Introducing Carly Schone

One of the thing that defines us, as a company, is the willingness to improve. By this time next year, we want to be even better than we are now.To help us achieve our goal, Carly Schone joined us in November as Director, with a focus on operations and delivery. Originally from the Netherlands, Carly has 9 years of experience overseeing large teams and complex IT projects.Instead of a static, long introduction, we thought we’d do a short interview with him. Read on to find out more about Carly.

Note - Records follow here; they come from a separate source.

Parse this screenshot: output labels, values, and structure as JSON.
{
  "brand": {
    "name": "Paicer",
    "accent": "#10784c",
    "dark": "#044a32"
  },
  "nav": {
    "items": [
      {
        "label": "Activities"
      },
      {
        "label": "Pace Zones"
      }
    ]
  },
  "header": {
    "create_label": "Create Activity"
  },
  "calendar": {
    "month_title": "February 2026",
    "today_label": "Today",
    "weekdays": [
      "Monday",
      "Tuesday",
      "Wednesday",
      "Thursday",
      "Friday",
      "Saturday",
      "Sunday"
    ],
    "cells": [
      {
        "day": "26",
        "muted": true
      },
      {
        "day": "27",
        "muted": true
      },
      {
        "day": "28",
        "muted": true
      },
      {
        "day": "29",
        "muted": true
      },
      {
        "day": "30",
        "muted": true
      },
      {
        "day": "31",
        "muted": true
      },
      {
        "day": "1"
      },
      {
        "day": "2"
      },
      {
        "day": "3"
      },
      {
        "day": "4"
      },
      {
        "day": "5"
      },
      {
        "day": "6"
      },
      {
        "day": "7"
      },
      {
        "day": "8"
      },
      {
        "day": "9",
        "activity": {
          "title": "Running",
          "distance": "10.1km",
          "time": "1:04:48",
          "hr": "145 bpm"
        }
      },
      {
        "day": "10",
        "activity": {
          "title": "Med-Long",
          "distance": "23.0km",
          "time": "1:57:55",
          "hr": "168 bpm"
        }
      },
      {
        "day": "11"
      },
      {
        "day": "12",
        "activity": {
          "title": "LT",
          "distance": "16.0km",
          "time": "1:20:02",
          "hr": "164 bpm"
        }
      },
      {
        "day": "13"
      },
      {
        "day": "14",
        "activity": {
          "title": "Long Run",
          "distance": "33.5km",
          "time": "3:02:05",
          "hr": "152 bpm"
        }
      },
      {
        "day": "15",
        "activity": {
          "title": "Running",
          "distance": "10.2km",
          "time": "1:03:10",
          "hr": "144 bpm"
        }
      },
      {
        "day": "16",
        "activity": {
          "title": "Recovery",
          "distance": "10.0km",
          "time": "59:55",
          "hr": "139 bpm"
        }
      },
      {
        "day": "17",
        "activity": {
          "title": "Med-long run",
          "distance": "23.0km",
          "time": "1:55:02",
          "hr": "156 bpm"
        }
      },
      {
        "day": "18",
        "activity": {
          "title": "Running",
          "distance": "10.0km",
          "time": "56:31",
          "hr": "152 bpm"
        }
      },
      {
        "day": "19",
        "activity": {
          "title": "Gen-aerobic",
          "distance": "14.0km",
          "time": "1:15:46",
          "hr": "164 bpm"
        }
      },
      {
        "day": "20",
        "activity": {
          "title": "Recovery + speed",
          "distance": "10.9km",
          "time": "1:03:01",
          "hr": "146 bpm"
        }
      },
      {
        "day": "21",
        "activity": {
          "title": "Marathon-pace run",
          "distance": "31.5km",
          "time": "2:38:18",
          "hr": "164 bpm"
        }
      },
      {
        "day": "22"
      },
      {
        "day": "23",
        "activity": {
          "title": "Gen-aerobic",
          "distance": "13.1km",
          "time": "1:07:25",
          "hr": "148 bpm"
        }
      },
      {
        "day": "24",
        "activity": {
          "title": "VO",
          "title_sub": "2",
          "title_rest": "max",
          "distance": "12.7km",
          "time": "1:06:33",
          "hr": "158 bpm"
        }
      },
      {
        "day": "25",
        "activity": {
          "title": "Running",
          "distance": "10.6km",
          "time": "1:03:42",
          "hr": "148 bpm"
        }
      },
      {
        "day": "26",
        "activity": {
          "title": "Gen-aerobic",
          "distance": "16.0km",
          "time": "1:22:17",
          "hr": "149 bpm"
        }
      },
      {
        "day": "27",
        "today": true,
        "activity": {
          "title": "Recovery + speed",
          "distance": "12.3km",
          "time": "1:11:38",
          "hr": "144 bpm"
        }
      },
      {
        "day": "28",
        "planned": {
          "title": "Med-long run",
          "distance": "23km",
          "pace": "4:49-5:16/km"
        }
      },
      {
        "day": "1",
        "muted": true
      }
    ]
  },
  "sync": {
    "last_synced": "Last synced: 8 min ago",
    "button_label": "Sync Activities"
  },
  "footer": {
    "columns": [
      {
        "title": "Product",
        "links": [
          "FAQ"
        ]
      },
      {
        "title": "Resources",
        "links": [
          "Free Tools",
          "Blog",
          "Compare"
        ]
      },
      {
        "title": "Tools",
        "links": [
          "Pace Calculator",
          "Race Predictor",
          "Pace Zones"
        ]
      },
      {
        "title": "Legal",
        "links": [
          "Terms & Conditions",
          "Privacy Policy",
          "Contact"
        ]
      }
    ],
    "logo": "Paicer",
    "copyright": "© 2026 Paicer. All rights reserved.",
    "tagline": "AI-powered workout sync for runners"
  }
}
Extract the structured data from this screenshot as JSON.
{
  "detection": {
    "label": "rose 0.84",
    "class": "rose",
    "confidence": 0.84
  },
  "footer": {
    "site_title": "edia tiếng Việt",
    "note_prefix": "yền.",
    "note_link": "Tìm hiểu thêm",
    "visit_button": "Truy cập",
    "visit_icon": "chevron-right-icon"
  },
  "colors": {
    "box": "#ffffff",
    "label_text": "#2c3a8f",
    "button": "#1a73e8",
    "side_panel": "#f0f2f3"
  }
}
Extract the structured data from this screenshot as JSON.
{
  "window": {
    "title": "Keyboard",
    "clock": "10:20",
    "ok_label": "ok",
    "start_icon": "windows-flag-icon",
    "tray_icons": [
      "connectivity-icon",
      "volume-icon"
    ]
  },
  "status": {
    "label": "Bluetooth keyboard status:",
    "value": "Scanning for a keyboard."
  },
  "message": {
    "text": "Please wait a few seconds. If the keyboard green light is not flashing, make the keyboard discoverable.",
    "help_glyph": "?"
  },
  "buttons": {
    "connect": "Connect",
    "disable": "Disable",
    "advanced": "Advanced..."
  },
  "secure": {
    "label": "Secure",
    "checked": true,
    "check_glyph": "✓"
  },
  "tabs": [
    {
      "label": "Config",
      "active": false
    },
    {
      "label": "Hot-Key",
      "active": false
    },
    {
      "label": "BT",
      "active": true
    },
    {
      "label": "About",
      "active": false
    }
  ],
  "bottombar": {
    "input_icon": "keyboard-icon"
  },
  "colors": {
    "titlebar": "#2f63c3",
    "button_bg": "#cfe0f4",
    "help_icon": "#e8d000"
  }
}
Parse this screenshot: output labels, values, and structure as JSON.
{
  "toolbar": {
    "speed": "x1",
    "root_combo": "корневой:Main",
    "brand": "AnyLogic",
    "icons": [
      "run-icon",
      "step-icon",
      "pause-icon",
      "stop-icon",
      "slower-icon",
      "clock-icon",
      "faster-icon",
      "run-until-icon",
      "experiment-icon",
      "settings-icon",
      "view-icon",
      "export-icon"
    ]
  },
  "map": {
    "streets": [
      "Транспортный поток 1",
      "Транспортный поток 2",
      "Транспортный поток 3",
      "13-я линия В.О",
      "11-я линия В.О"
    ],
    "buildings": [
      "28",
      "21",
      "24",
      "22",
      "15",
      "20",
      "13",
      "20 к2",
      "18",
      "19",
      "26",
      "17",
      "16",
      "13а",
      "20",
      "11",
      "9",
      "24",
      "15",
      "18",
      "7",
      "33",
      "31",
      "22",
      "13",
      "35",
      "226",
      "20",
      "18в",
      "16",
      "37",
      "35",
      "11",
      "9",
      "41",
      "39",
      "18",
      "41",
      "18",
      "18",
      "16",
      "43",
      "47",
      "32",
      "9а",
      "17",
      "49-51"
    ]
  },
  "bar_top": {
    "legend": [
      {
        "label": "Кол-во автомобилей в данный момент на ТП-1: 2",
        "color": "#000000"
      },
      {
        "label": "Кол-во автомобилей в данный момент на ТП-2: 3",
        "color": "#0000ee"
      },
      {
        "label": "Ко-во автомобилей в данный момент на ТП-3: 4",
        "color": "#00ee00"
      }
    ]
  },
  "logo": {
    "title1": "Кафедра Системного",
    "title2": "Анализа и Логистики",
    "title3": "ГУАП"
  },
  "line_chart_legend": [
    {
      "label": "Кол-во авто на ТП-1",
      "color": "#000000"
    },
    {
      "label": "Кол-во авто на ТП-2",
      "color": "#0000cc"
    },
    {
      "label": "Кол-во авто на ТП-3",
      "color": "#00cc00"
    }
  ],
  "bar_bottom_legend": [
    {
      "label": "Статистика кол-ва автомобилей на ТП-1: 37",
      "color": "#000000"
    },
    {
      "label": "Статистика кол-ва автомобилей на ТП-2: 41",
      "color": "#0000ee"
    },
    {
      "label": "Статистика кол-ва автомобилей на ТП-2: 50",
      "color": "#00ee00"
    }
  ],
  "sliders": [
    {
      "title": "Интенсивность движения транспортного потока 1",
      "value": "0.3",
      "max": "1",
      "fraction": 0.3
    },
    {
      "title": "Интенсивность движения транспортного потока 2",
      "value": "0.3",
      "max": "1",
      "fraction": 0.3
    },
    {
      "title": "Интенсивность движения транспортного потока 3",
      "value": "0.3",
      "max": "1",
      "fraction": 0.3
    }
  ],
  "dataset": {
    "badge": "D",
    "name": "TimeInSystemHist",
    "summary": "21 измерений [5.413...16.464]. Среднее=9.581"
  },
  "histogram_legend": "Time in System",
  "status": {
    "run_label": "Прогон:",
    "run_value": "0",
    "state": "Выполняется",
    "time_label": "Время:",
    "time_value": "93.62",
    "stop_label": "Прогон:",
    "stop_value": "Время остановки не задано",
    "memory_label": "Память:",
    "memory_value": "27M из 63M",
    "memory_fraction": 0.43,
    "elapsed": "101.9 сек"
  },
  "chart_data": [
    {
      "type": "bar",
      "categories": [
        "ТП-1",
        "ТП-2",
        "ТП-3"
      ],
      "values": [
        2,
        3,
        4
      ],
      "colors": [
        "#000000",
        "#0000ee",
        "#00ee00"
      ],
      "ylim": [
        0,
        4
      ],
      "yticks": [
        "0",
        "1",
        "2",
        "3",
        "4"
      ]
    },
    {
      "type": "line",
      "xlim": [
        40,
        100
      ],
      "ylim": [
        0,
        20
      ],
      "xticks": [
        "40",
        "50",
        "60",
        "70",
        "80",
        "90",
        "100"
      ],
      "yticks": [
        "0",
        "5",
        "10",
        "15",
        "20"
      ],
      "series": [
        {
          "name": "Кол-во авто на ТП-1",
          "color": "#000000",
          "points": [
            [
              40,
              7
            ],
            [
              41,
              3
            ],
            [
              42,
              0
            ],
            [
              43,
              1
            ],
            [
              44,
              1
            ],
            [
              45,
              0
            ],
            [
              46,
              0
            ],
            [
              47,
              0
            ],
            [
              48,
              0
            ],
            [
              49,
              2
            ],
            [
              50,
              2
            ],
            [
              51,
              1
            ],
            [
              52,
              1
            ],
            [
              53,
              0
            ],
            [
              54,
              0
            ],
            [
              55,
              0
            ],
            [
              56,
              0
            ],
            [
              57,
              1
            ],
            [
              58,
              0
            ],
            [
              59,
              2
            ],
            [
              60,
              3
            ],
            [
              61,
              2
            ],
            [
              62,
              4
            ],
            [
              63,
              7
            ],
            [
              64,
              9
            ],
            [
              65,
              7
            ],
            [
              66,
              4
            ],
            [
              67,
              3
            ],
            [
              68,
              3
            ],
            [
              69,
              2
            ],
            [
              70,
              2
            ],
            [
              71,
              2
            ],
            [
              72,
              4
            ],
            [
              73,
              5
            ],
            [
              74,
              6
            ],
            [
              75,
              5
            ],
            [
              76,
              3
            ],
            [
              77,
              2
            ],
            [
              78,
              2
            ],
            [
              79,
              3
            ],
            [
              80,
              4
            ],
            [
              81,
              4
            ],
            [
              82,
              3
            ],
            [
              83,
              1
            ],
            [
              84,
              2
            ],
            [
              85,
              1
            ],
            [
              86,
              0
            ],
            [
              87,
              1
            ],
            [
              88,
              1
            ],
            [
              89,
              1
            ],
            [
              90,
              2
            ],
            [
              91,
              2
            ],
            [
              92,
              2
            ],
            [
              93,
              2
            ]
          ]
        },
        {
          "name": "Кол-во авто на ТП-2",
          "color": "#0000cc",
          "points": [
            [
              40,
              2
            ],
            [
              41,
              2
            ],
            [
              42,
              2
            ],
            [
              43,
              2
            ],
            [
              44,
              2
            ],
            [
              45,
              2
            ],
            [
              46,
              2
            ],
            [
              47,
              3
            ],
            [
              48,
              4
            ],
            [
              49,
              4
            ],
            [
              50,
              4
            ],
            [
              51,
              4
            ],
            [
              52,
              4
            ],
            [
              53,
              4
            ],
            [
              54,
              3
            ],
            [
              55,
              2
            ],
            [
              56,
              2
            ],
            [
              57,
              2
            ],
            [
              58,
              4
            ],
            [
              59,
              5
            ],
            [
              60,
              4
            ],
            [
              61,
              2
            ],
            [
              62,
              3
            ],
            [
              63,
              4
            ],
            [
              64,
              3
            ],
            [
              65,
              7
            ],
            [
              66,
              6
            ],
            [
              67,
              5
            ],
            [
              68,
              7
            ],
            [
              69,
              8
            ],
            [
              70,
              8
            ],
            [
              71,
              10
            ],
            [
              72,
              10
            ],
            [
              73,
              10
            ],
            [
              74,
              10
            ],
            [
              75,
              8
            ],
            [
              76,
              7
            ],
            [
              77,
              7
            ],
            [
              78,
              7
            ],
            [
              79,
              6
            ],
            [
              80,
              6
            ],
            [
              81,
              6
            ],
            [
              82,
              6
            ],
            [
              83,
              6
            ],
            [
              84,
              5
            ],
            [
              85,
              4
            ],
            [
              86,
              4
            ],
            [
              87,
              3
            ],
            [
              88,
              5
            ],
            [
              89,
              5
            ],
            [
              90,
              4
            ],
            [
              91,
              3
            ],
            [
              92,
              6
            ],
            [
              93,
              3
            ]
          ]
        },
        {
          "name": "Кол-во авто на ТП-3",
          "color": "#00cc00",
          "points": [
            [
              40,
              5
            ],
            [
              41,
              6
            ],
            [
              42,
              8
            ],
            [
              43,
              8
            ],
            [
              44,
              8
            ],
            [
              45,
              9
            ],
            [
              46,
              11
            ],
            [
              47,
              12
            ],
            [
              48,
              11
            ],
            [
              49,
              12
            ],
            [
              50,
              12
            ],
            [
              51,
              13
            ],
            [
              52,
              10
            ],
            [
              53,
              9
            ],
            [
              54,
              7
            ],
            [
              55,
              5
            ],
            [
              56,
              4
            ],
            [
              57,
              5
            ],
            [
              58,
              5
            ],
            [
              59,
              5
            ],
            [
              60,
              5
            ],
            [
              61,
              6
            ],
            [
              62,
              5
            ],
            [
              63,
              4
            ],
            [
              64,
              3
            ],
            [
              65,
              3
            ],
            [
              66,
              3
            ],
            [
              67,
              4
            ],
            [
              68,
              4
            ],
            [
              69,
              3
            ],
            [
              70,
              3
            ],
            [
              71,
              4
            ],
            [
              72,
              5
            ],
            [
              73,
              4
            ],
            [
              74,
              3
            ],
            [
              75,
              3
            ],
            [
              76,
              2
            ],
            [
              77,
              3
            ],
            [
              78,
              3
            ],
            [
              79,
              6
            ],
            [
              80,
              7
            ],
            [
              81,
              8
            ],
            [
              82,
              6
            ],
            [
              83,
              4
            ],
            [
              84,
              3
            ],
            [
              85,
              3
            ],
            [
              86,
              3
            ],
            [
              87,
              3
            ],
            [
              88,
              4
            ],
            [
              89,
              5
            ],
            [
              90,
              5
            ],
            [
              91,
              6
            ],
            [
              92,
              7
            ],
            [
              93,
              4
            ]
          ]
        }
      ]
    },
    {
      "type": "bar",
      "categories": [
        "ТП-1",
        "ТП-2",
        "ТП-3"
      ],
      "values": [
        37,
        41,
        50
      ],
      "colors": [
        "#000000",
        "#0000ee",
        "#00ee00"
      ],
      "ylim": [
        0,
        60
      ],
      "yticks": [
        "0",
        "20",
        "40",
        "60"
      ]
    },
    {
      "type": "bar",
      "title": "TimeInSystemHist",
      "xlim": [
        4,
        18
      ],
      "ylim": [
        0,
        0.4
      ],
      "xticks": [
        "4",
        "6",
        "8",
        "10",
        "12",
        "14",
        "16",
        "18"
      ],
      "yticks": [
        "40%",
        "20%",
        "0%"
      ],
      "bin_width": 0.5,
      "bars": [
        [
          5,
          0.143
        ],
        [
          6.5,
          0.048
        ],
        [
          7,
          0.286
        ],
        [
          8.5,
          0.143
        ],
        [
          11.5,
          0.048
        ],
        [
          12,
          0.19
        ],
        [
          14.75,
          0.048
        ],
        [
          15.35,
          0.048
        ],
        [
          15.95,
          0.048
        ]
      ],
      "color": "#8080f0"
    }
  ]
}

1. How did you get into IT?

I started with web development as a hobby in the late ‘90s. After that, I worked in marketing and I did some hands-on development for e-commerce - I was the marketing guy who could also program. The e-commerce solutions had an accountancy module that attracted me, so I made the jump and took an accountancy job with a large BPO company. I grew in that position, becoming global account manager and got involved in transition projects and ERP systems implementations. That’s how I made the full switch to IT. One of the transition projects I worked on brought me to Romania and I stayed in touch, even if I still lived in the Netherlands until 2014.

2. Where did you go from there?

I was doing freelance work in Romania and started working for an international IT service provider. After a while, I reached a standstill. That’s about when a guy working at a luxury car manufacturing got in touch. They had an opening for a demanding management position and he believed I was the perfect fit. So I took the job. In my new role, I was responsible for all the sales and financial applications for the entire landscape ecosystem - about 150 applications. All were needed to run the business, especially the manufacturing area. If one application wasn’t working, the car production process was halted somewhere around the world.In the roughly 2 years I spent there, I went from managing a team of 20 to building a department of 300. My team covered support and maintenance as well, and we had people in India, Germany, Slovakia, Hungary, Romania, and Qatar. It was a very demanding role as assembly lines run 24/7 and the same was expected of me. But I was happy that the tools we built helped streamline the production process. I also liked that we did a lot of academies: training programs for IT or functional knowledge transfer.

3. How did you run across Qubiz?

One random Sunday, I got a message from Marcel on LinkedIn. We had been connected for 6 months, we had a lot of touch points, but never actually got in touch. We met the day after for lunch and it was kind of weird, I had been for about three years in Cluj-Napoca, we had so many common connections and yet we had never met. That’s when I found out Marcel was always the guy behind the scenes.I started doing some minor consulting for Qubiz, a few internal training sessions and then some external analysis for the company. Before I knew it, I was spending 20% of my time with Qubiz. Compared to my other role, which was a high-pressure environment, a lot of travel and extreme corporate measures, being in Qubiz felt like a relief and provided me with more energy than the other 80% of my time. So I decided to join Qubiz full time in November as Director focusing on delivery and operations.

4. What is your new role at Qubiz?

At Qubiz, I’ll focus mainly on major clients, along with industrial and automotive domains. I’ll also get involved in support and maintenance, as well as help clients in those areas in the future. I will also assist with operation management inside the company, focusing on efficiency and making sure everyone does what they are good at and what they enjoy the most. As the number of projects in Qubiz grows, I’ll also support Marcel, Gabi, and Tibi - the current managing partners as they do account management.

5. How can software development help, from your experience?

In a lot of organizations, IoT becomes part of the manufacturing process and this brings a challenge to the development process, how it is done and to the manufacturing process itself. Once software becomes part of the product, it has to be completed by the time the product leaves the factory. All this data recorded from devices come back to the factory to improve future products. Still, that data has to be channeled and taken into consideration for the next production round where the same challenges are faced with software development being part of the process.